Besides marking the lowering of beloved and healthy natural products such as beeswax and honey, bees decline means a staggering blow to agriculture-based economies all over the world, as The Daily Mail reports that these flying insects add a value of more than $15 billion annually to crops, besides the fact that every third bite of food humans take was directly or indirectly made possible by bees.
According to Phys Org, a new scientific collaboration between two British professors (Chris Exley from Keele University and Dave Goulson from the University of Sussex) has shed new light on the reason of bees' decline over the past few years - and particularly, the role aluminum has taken in this scenario.

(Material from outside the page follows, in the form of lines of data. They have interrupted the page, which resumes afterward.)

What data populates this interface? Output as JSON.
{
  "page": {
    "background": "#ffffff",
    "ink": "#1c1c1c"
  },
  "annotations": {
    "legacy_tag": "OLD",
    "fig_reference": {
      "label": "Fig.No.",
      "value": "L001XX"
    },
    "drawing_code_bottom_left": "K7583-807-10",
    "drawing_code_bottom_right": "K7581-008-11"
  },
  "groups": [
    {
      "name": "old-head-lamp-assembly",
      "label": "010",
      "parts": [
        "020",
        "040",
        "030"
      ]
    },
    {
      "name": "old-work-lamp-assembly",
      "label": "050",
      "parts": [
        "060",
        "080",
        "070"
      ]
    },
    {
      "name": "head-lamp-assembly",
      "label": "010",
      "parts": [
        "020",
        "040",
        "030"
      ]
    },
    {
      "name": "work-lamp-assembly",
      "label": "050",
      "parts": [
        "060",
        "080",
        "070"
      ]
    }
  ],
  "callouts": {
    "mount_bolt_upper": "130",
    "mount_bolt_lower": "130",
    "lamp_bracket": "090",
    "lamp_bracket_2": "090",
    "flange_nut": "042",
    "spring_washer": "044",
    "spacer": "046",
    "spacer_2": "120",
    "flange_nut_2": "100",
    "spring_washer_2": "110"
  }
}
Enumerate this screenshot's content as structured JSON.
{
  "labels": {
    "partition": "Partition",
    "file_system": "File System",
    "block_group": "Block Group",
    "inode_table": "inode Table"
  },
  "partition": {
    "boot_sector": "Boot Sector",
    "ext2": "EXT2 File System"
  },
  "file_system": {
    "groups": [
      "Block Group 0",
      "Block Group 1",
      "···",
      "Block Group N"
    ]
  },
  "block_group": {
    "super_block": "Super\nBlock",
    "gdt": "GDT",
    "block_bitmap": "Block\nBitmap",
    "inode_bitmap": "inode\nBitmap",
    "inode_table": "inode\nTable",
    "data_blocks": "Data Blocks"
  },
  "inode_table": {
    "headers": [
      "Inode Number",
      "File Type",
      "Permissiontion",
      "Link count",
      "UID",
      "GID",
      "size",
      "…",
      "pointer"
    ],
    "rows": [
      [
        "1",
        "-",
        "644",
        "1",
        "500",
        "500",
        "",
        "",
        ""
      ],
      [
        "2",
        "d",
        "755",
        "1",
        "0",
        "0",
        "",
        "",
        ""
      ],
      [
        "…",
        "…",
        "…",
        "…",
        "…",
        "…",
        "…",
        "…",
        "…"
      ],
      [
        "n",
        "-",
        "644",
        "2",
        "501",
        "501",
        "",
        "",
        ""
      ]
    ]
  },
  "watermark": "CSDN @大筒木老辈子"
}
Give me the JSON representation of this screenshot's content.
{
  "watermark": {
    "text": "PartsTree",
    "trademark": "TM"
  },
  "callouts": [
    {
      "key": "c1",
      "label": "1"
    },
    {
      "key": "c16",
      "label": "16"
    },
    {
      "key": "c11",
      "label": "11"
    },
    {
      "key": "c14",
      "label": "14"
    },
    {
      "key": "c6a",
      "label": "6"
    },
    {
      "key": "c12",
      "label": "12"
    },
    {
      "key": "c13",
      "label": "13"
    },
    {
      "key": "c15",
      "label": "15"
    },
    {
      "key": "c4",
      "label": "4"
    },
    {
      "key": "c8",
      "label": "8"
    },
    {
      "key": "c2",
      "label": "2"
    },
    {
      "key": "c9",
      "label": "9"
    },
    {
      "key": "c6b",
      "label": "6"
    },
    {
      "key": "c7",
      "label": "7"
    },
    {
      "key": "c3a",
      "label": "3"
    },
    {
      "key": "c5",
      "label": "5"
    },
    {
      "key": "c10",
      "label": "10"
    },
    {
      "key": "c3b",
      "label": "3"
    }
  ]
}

Sputnik News explains that, for their study on bees' decline, Exley and Goulson took bee pupae (the "bag" larvae form before turning into fully grown bumblebees) from naturally foraging populations in the UK, then analyzing it for aluminum levels, as it had been already found that they don't avoid eating nectar with high levels of this metal.
The results were staggering, possibly shedding some light into the bees' decline crisis: these pupae were found to be highly contaminated with the metal, and individual contents went from 13 to 200ppm; in fact, 3 ppm could be potentially harmful to human brain tissue, and so the excessive amount on bees could prove an important factor in their decline over the past years.
"Bees, of course, rely heavily on cognitive function in their everyday behaviour and these data raise the intriguing spectre that aluminium-induced cognitive dysfunction may play a role in their population decline - are we looking at bees with Alzheimer's disease?" asks Exley.
There has been a lot of speculation on whether aluminum truly causes dementia or Alzheimer's in humans, though it has never been proven - but it's clear its presence can be an important factor on bees' decline.